You are correct that given the standard potentials in the table below, you would expect hydrogen to be reduced first under standard conditions.
\begin{array}{cc}\hline
\text{Equation} & E_0 / \mathrm{V}\\ \hline
\ce{Zn^2+ + 2 e- <=> Zn} & -0.7628\\
\ce{2 H+ + 2 e- <=> H2} & 0\\ \hline \end{array}
The key concept is standard conditions. Standard conditions assume that all relevant ions have a concentration of $1~\mathrm{mol/l}$ — and hydrogen is a relevant ion, thus standard conditions require $\mathrm{pH}\ 0$. To calculate the redox potential at non-standard conditions, the Nernst equation $(1)$ must be used. Thankfully, for the zinc equation it only depends on the concentration of zinc ions. I shall neglect zinc’s concentration for the remainder of this answer, because hydrogen is more interesting.
$$\begin{gather}E = E_0 - \frac{0.059~\mathrm{V}}{z} \lg \frac{[\ce{Red}]}{[\ce{Ox}]}\tag{1}\\[0.6em]
E = 0~\mathrm{V}- \frac{7 \times 0.059~\mathrm{V}}{2} = -0.2065~\mathrm{V}\tag{2}\end{gather}$$
Equation $(2)$ tells us, that under neutral conditions, the potential of hydrogen is already $-0.21~\mathrm{V}$. This is still not enough to explain zinc formation at the cathode, but a big step forwards. More can be achieved by further raising of the $\mathrm{pH}$ value but it won’t get you all the way.

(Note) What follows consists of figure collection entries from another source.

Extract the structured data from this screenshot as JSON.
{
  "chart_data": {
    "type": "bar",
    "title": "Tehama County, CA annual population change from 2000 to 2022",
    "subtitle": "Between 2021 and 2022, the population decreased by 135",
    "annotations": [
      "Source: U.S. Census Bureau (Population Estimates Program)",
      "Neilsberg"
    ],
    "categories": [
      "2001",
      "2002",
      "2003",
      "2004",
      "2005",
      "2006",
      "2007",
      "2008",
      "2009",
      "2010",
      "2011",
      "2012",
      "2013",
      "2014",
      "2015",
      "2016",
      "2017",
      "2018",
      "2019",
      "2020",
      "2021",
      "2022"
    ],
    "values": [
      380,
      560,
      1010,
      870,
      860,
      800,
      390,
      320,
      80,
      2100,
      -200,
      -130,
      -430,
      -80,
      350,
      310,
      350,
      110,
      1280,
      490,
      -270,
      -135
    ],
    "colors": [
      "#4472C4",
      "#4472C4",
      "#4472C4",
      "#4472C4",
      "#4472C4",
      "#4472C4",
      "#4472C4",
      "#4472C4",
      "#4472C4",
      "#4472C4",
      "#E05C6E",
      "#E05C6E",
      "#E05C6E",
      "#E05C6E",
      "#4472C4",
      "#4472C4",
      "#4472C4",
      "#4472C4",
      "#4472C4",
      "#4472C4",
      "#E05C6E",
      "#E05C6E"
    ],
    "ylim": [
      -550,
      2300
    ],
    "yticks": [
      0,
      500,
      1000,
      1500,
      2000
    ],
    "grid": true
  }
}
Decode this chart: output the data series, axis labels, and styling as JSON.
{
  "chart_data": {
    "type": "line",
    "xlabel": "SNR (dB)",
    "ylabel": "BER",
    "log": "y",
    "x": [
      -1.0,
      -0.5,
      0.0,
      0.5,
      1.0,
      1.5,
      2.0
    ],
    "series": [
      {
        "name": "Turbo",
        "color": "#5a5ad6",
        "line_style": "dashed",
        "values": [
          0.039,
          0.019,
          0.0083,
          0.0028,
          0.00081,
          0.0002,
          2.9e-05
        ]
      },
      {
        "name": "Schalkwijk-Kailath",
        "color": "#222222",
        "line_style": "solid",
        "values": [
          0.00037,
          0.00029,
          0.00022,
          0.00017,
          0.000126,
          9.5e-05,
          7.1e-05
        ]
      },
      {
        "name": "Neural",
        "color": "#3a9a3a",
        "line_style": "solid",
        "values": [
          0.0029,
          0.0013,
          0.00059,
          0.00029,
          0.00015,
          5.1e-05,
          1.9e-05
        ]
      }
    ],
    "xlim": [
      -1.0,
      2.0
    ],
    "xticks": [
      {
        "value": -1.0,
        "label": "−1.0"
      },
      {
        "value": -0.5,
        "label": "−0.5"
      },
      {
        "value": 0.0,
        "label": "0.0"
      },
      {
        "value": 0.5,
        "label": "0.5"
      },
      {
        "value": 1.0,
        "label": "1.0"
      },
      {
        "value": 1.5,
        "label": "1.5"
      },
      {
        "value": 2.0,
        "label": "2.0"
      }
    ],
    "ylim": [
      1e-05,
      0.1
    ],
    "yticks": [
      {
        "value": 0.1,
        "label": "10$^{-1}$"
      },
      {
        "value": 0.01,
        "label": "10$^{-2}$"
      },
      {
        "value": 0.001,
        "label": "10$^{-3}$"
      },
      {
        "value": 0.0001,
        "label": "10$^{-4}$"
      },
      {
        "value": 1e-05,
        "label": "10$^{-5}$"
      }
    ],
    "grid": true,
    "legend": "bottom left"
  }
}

This is where a second issue comes in: overvoltage. Unfortunately, it cannot be expressed easily numerically (at least to the best of my knowledge) but in a nutshell the phenomenon is that it is hard to form gases on certain electrode materials (think activation energy). Due to the help of overvoltage (i.e. the correct choice of cathode), hydrogen liberaion can be almost completely suppressed and zinc formed.